Details of the Transaction
As part of the agreement, Mitsubishi is selling over 100 million shares of Engro Polymer. The transaction is subject to standard legal and financial closing conditions. Once completed, ownership of the shares will be transferred to the new buyers, reshaping the shareholding structure of the company.
No Major Impact on Market Competition
Regulatory authorities have clarified that the transaction does not create any monopoly or dominance issues. The buyer companies operate in different business sectors, meaning there is no direct overlap with Mitsubishi’s previous role in the chemical industry. As a result, the deal is considered neutral in terms of market competition.
Strategic Corporate Decision
Engro Polymer is a major manufacturer of PVC, caustic soda, and other chemical products in Pakistan.

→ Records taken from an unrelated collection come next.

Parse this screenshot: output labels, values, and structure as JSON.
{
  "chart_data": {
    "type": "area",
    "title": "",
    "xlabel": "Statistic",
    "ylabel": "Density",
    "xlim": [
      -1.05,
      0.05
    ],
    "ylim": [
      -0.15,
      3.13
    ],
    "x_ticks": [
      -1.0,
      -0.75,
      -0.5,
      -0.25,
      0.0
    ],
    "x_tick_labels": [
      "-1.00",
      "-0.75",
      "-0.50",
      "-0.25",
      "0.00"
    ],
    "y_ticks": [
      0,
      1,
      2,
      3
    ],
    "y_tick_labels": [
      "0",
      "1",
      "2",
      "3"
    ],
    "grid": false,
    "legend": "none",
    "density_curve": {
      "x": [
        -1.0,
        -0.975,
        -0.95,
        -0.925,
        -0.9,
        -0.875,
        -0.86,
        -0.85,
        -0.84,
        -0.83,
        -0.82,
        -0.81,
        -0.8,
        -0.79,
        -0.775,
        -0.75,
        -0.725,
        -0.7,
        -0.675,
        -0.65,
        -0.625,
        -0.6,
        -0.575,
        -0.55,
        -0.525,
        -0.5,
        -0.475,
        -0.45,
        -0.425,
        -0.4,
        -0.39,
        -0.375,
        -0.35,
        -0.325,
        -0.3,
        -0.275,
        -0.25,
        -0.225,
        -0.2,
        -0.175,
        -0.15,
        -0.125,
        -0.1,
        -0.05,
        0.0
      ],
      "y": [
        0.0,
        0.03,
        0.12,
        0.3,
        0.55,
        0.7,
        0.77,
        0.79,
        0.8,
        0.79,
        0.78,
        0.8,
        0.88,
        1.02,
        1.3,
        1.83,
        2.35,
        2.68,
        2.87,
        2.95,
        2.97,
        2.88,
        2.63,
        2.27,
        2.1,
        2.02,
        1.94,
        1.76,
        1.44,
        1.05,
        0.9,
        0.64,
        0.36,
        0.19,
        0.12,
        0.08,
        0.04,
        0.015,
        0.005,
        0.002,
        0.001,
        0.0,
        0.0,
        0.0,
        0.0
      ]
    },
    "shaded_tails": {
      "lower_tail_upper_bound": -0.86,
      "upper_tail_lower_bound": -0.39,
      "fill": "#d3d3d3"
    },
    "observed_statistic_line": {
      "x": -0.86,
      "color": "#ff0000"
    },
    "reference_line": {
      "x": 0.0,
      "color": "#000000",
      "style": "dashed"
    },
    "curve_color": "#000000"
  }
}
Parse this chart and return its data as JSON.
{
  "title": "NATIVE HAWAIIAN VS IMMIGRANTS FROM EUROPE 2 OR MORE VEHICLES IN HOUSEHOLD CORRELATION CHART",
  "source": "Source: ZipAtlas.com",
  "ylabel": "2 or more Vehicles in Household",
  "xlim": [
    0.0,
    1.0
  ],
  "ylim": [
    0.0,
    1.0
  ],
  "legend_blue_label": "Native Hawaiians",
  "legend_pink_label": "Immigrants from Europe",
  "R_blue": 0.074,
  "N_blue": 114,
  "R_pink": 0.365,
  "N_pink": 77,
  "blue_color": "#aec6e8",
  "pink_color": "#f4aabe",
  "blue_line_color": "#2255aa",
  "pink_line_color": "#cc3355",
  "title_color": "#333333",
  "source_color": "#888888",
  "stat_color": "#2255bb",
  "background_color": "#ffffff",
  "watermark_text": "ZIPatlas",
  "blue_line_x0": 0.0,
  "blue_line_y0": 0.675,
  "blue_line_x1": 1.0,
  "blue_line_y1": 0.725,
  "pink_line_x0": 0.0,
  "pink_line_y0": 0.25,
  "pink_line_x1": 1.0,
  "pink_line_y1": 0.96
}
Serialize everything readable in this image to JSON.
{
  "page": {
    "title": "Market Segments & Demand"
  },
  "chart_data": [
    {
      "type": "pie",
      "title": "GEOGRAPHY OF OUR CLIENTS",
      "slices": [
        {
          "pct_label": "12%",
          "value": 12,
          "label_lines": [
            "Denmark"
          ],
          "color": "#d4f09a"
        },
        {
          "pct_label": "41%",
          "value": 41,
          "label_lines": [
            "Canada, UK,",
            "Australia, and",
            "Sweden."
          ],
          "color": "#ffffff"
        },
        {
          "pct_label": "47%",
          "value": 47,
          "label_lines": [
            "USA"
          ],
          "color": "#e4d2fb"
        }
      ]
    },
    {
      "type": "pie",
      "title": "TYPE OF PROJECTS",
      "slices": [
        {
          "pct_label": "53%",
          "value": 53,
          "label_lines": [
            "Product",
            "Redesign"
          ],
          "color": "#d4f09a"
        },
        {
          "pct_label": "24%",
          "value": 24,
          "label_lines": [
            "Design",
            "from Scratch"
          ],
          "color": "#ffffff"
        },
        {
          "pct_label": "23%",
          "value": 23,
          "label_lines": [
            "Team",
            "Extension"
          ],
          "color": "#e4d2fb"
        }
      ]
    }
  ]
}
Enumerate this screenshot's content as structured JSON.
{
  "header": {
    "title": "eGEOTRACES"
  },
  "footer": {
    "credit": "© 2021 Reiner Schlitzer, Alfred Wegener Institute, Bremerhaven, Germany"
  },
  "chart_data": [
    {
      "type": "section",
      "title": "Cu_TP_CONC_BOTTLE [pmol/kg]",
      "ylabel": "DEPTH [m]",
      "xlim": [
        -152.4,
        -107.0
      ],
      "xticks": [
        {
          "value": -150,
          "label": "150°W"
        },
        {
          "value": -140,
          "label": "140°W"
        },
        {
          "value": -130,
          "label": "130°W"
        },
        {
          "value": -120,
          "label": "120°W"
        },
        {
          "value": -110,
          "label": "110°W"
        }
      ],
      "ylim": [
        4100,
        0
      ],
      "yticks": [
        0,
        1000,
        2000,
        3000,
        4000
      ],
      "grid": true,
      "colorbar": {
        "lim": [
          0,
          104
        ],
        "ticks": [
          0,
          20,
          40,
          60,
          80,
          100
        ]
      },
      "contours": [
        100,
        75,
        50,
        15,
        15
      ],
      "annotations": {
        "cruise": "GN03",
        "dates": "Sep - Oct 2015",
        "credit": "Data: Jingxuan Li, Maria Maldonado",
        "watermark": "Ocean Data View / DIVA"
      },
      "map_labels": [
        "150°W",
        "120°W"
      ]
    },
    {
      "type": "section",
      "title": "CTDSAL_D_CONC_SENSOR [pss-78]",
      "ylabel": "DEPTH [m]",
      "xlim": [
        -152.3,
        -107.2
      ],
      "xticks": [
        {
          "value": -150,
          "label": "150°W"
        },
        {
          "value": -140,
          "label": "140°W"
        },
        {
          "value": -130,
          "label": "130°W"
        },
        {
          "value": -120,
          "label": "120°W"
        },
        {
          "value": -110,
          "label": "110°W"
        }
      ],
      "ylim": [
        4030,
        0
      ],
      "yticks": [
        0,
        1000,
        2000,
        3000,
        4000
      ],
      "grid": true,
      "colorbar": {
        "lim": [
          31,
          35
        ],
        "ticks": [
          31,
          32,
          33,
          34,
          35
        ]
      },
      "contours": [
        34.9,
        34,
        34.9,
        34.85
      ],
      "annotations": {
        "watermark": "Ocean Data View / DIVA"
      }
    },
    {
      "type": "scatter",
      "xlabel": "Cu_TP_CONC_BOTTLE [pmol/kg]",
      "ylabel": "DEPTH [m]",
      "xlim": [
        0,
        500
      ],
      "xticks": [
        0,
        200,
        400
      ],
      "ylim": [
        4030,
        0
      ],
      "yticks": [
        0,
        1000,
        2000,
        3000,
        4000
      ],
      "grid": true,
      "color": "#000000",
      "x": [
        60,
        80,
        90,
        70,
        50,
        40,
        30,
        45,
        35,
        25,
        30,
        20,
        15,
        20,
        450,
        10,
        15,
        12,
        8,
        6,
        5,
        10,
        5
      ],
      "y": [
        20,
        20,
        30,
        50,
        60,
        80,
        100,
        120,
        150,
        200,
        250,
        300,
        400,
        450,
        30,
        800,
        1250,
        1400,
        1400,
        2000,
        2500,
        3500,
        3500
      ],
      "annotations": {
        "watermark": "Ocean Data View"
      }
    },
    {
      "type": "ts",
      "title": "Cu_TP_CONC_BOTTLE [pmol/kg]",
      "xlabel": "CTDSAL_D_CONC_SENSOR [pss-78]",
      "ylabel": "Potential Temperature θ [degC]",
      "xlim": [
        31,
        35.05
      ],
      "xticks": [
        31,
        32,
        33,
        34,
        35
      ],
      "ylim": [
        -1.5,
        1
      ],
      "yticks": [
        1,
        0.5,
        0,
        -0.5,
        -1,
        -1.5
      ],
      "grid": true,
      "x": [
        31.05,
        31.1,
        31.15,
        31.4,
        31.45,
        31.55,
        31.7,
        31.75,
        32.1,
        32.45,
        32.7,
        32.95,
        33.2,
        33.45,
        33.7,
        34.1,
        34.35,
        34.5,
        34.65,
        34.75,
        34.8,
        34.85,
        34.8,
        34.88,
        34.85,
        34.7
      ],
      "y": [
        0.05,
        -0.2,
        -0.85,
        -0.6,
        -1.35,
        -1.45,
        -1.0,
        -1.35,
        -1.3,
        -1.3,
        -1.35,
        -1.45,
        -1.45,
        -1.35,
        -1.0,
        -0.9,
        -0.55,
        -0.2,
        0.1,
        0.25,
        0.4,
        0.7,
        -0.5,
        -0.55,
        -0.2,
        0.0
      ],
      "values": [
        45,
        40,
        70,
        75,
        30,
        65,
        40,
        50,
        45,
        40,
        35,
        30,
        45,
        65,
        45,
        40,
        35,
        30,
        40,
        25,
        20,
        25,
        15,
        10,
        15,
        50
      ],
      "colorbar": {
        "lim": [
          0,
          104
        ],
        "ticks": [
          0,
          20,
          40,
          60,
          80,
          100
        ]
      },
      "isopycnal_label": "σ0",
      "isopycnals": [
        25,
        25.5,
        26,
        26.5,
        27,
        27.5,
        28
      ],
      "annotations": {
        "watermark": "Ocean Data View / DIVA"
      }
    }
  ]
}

Mitsubishi’s decision to sell its stake is seen as part of a broader global portfolio adjustment strategy rather than a complete withdrawal from Pakistan. The company regularly reviews its international investments to optimize returns and reduce exposure in certain sectors.
Conclusion
With CCP approval secured, the transaction is moving toward completion. While media reports have described it as Mitsubishi “exiting Pakistan,” the accurate interpretation is that the company is only divesting its stake in Engro Polymer. The development is not expected to cause any major disruption in Pakistan’s chemical industry.